Ведь Сорокина всегда упрекали в прямо противоположном; его творчеству, казалось бы, присуща тотальная “цитатность”. Казалось бы, он предъявляет не вещи, мысли и события, а способы описания (высказывания) вещей, мыслей и событий. Постнов же обвиняет этого писателя — для простоты определим это так — в натурализме (не в том смысле, в котором употреблял это слово Поль Алексис). Непонимание? Провокация?

Я думаю, что Постнов имел в виду приблизительно следующее. Сорокин считает, что он и его единомышленники занимаются играми с чужой речью, с чужими стилями, а писатели-“традиционалисты” (как Толстой в интерпретации доктора Самойленко) — “пишут не из воображения, а прямо из жизни”. Он не ощущает нюансов, полутонов, не видит бесчисленного количества индивидуальных творческих позиций, расположенных между этими полюсами.

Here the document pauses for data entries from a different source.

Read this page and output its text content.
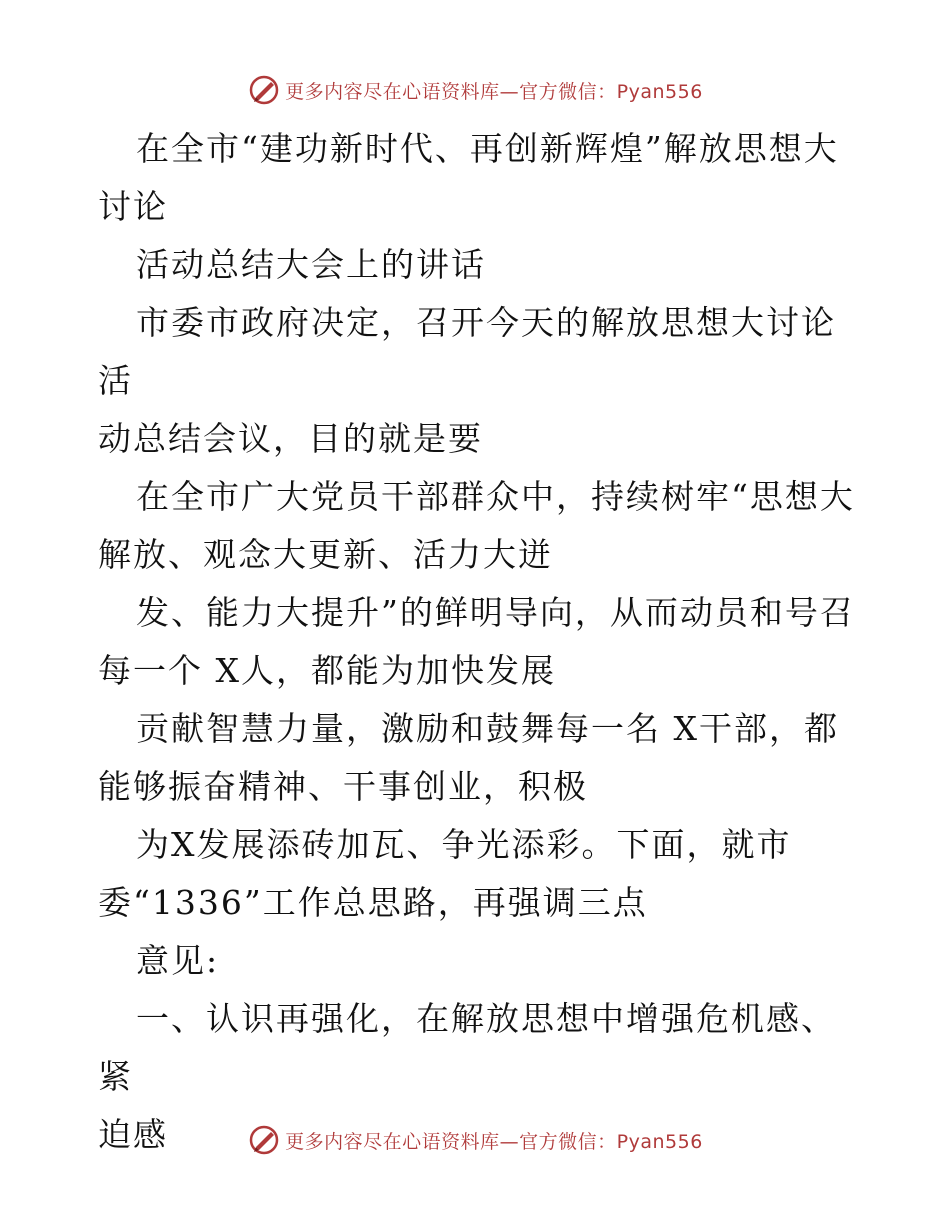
更多内容尽在心语资料库—官方微信：Pyan556

在全市“建功新时代、再创新辉煌”解放思想大
讨论

活动总结大会上的讲话

市委市政府决定，召开今天的解放思想大讨论活
动总结会议，目的就是要

在全市广大党员干部群众中，持续树牢“思想大
解放、观念大更新、活力大迸

发、能力大提升”的鲜明导向，从而动员和号召
每一个 X人，都能为加快发展

贡献智慧力量，激励和鼓舞每一名 X干部，都
能够振奋精神、干事创业，积极

为X发展添砖加瓦、争光添彩。下面，就市
委“1336”工作总思路，再强调三点

意见:

一、认识再强化，在解放思想中增强危机感、紧
迫感	更多内容尽在心语资料库—官方微信：Pyan556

Поэтому в тех случаях, когда Сорокин отказывается от стилистической цитатности (первая часть “Нормы”, некоторые рассказы из “Пира”, сценарий “Москвы”, во многом — “Лед”), он пишет “белым стилем”, общебеллетристическим слогом без претензий — слогом журнала “Юность” образца 1985 года, слогом романов Марининой. Все остальное при нем — сюжетная фантазия и изобретательность, бытовая наблюдательность (в Сорокине погиб отличный реалист-бытописатель), даже мастерство характеров (Майкл из “Москвы” — это же русский Великий Гэтсби). Но своего стиля у него нет — может быть, потому, что он слишком формально, инструментально относится к стилям чужим. Он использует чужой язык (в широком смысле слова), чужое высказывающее исключительно с пародийными целями, для компрометации высказываемого. Он не знает, что бывает иначе.

Но и Постнов говорит в своей рецензии одну смешную и опасную вещь. Опасную — для себя-писателя, смешную — в историко-литературном смысле. Отрицание “некой внешней “реальности”, якобы всем нам кем-то данной, “узнаваемой” еще наивнее безоглядного к ней доверия. Восприятие и эстетическая оценка работы писателя, ее результата — все это предусматривает какую-то степень согласия между автором и читателем относительно устройства мира и существующих в нем отношений. У современников степень этого согласия, само собой, выше. Скажем, Пушкин размышлял о том, кем же получилась у Грибоедова Софья — московской кузиной или блядью? Для нас эти размышления уже непонятны: мы не знаем (с наличествовавшей у Пушкина и предполагаемой им у Грибоедова и у А. Бестужева, к которому обращены эти слова, степенью достоверности), какие были в Москве в то время кузины и какие были бляди.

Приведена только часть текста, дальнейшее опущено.